Ignatian spirituality is constantly calling out to me to notice the presence of God in everything and to seek the face of Jesus in each person I meet. I am able to begin my day in this mode and as the day progresses it can be a waning thought.   Today I opened a notebook where I jot down things I want to remember (if I can remember where I placed the notebook) and low and behold I find that I’d written that “presence” is defined as all three centers awake at the same time: heart open, mind receptive and body aware.  How absolutely true.  But sometimes I’m not firing in all three centers. 

So just how “awake” am I?  Awake enough to know that in the last 2 days I’ve been bombarded with the following questions:  “Where did you find Christ today, Where did you hear Christ’s call, How will you respond? “  And if that wasn’t enough there was Monday’s gospel of the calling of the 12 Disciples.  Okay, I think I’m supposed to learn something. 

Reading Monday’s gospel revealed a couple of thoughts I’ve continued to ponder.  First Jesus went away to pray.  Good for Jesus!   I have a “to do list” of things to accomplish, but then I guess so did Jesus.  After all there were people to heal and forgive and miracles to perform.  So what does Jesus reveal to us in this act of taking time to pray?  It’s his need as well as ours to remain connected to God.  Where does our ability come from?  Okay point taken.

Then there is the calling of the 12 disciples.  This was a rather motley crew to say the least.  The number 12 can represent the whole church when it is used in scripture.  So Jesus isn’t just calling a selected few, he’s calling all of us.  However, he didn’t wait to call them until they had their acts together he “called” them with their faults and failings and unchecked to do lists.   He called these people from their boats, their fishing nets, their tax booths.
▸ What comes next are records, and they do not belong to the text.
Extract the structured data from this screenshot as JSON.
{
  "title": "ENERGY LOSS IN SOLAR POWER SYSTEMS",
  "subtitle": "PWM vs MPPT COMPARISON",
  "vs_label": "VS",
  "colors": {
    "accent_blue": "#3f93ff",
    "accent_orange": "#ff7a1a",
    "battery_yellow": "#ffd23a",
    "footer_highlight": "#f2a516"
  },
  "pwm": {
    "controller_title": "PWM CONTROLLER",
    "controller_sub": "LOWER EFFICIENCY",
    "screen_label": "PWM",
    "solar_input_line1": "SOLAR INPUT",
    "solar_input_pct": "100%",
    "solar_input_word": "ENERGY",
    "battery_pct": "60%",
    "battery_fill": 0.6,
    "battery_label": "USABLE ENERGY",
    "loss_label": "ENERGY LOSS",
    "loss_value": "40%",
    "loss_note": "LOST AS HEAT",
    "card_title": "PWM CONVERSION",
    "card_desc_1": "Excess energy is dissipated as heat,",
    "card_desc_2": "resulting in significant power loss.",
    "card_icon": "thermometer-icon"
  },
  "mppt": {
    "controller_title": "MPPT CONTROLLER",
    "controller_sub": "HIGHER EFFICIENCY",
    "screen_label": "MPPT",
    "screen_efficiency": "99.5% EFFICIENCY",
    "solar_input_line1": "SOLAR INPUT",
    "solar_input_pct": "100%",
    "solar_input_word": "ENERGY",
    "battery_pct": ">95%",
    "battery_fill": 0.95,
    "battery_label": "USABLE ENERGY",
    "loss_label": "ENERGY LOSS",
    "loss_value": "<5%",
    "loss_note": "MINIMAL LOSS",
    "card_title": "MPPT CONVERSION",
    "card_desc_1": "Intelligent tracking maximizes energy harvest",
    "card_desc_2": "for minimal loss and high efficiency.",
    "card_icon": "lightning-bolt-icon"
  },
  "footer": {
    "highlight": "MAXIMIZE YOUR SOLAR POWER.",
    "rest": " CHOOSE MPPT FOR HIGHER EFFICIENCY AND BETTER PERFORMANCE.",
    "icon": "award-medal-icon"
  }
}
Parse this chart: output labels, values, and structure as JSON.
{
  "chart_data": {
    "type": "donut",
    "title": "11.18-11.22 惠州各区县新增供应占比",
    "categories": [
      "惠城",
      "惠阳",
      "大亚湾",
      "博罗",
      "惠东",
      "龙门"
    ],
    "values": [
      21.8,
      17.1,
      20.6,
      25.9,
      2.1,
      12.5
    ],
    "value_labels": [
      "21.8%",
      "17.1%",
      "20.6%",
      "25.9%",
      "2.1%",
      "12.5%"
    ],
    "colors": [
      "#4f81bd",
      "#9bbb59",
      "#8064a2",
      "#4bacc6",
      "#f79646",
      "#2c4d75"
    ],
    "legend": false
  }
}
So it is with us. What might Jesus be calling us from - to do?  Their formation and transformation began because they lived “with” Jesus.  They learned what it meant to live in love and service to and with one another.  They learned what it meant to trust God and rely on God instead of just knowing about God.   He’s vying for our attention now.  Maybe they were searching or restless or were finally firing in all three centers.  Whatever the case, they listened, heard and responded.  Can we?   

Coming together in community reveals Christ present in our midst and helps us to live with Jesus instead of just learning about Jesus.    I hear wonderful examples through the ARISE Together in Christ small groups, of members from our parish becoming Christ present to one another by sharing hope when another expresses doubt; of compassion being shared when hurts are revealed.  Recently when I was struggling to pray, a young man simply reminded me to invite God to this space and then invited me to pray aloud with him “Glory be to the Father and to the Son and to the Holy Spirit as it was in the beginning is now and ever shall be world without end”.  Wow!…such a wonderful reminder.   And, gathering together this past weekend with couples from our parish to honor and enrich our marriages blessed me in knowing that we are united in our joys and struggles and strengthened in our relationships with one another. 

So as it says in Ephesians,

 “Awake O Sleeper”….. And we might add, “that I might fire in all three centers”.